Is it time to introduce the right to disconnect?

By Gillian Reid, Head of Employment, Hethertons Solicitors

Disconnecting from work is vital for employee wellbeing and to achieving a healthy, sustainable work-life balance.

The Covid-19 pandemic gave rise to a quantum shift in the working practices of millions of workers, blurring the lines between work and home. Working from home on a hybrid or full-time basis became the norm. Between October to December 2019 and January to March 2022, homeworking in the UK more than doubled from 4.7 million to 9.9 million people.

It’s no secret that the ‘always on’ culture has caused many workers suffered from burnout, stress and disturbed sleep. This has been well documented (Platts, K., Breckon, J. & Marshall, E. Enforced homeworking under lockdown and its impact on employee wellbeing: a cross-sectional study, BMC Public Health 22, 199).

For this reason, certain countries globally have introduced the ‘right to disconnect’ (RTD) – regulations which prevent employers from penalising workers for not engaging with work communications outside of working hours. Those leading the charge include Australia and France.

International RTD policies have given rise to calls for similar regulations in the UK. This raises a number of interesting questions and considerations from an employment law perspective.

What protections already exist?

With consideration to the stress and associated health risks which can arise from not disconnecting, employers do already have a legal duty to protect workers from stress at work by doing a risk assessment and putting in place preventive measures.

Under current employment laws, employees can’t work more than 48 hours a week on average, without signing an ‘opt-out’ agreement.

An employee can make a claim to an employment tribunal if their employer has not followed the law on any of the following:

  • Rest breaks during the working day of at least 20 minutes, if the employee is expected to work more than six hours during the day
  • Daily rest of 11 hours between working days
  • Weekly rest of 24 hours any 7-day period, or 48 hours in a 14-day period
  • Statutory holiday entitlement

They may also be able to claim if they have experienced detriment or been dismissed because they raised a concern about working time.

However, there is currently no legal right to disconnect per se.

How does RTD relate to flexible working policies?

Flexible working has been embraced across the full spectrum of sectors where it is possible to do so as a way of enhancing work-life balance and reducing stress relating to commuting.
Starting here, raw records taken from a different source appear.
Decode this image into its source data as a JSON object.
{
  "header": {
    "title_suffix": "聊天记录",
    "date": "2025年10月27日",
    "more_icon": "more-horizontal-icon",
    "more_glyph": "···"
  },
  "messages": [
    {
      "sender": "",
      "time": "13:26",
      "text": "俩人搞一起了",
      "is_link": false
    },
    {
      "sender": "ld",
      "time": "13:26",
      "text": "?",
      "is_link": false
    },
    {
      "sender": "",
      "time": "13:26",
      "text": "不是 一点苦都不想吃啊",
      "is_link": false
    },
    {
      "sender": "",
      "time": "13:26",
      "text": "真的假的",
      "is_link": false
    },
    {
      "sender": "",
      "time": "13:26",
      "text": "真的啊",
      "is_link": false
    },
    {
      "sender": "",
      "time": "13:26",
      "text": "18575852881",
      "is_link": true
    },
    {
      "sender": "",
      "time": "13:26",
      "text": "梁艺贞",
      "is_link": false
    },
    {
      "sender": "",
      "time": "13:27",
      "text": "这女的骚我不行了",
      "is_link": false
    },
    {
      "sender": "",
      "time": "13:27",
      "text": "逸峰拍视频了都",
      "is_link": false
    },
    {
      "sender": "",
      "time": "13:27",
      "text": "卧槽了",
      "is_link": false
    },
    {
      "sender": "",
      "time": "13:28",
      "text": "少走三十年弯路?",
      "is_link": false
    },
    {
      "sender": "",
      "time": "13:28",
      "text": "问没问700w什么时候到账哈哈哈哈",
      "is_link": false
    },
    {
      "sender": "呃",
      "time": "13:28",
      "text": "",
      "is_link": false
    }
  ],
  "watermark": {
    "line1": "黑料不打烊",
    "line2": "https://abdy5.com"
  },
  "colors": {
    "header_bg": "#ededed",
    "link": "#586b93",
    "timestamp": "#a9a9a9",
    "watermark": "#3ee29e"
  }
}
It could be a request for any or all of the following:

  1. To reduce or vary working hours;
  2. To reduce or vary the days or times worked; or
  3. To work from a different location (for example, from home).

In theory, flexible working arrangements would mean increased work-life balance, productivity and well-being for employees.

In December 2022, the government confirmed they will introduce legislation giving people the right to request flexible working from day one rather than needing to have 26 weeks service beforehand, potentially reshaping the world of employment.

From 6 April 2024 the ‘right to request’ flexible working will become a ‘day-one’ right. Employees will now be entitled to make two requests (instead of one) in any 12-month period and employers will have to respond to a request within two months (reduced from three months).

While this is a step forward for workers seeking flexibility in terms of individual days, it has already had a knock-on effect in that, with devices enabling constant communication, employees feel obligated to be available for and respond to work communications at all times.

Introducing RTD – What would this mean?

Employees who work from home should not be expected to be constantly available after hours.

The right to disconnect would go further than traditional flexible working policies by allowing employees the right to switch off their communication devices and send automatic replies if they are not available, without being penalised for doing so.

It does not, as is commonly believed, forbid employers from contacting staff outside of working hours – it simply prevents them from penalising workers for being unavailable after working hours have ended.

Workloads will need to be carefully managed to avoid relying on out-of-hours working to meet deadlines as this could inadvertently penalise workers during work hours.

Additionally, a concern raised by many employers is an inevitable initial bottleneck while companies are updating policies and procedures for handling RTD requests, which will need to be managed as well.

The future of RTD

Angela Rayner, the Labour Party deputy leader and shadow secretary for the future of work said: “Flexible working means work fitting around people’s lives, not dictating their lives” and has backed the need for a right to disconnect in the party’s general election manifesto.

For many, it would be transformational and, what’s more, RTD has the potential to introduce truly flexible working and remove many of the difficulties faced by what was once embraced as the solution to work-life balance.

It seems time, then, to introduce the right to disconnect to the UK – so long as it is carefully managed to meet the requirements of employees and employers.

Naturally, employers need to know what they need to be doing now and what they might be expected to do in the future to meet employee needs.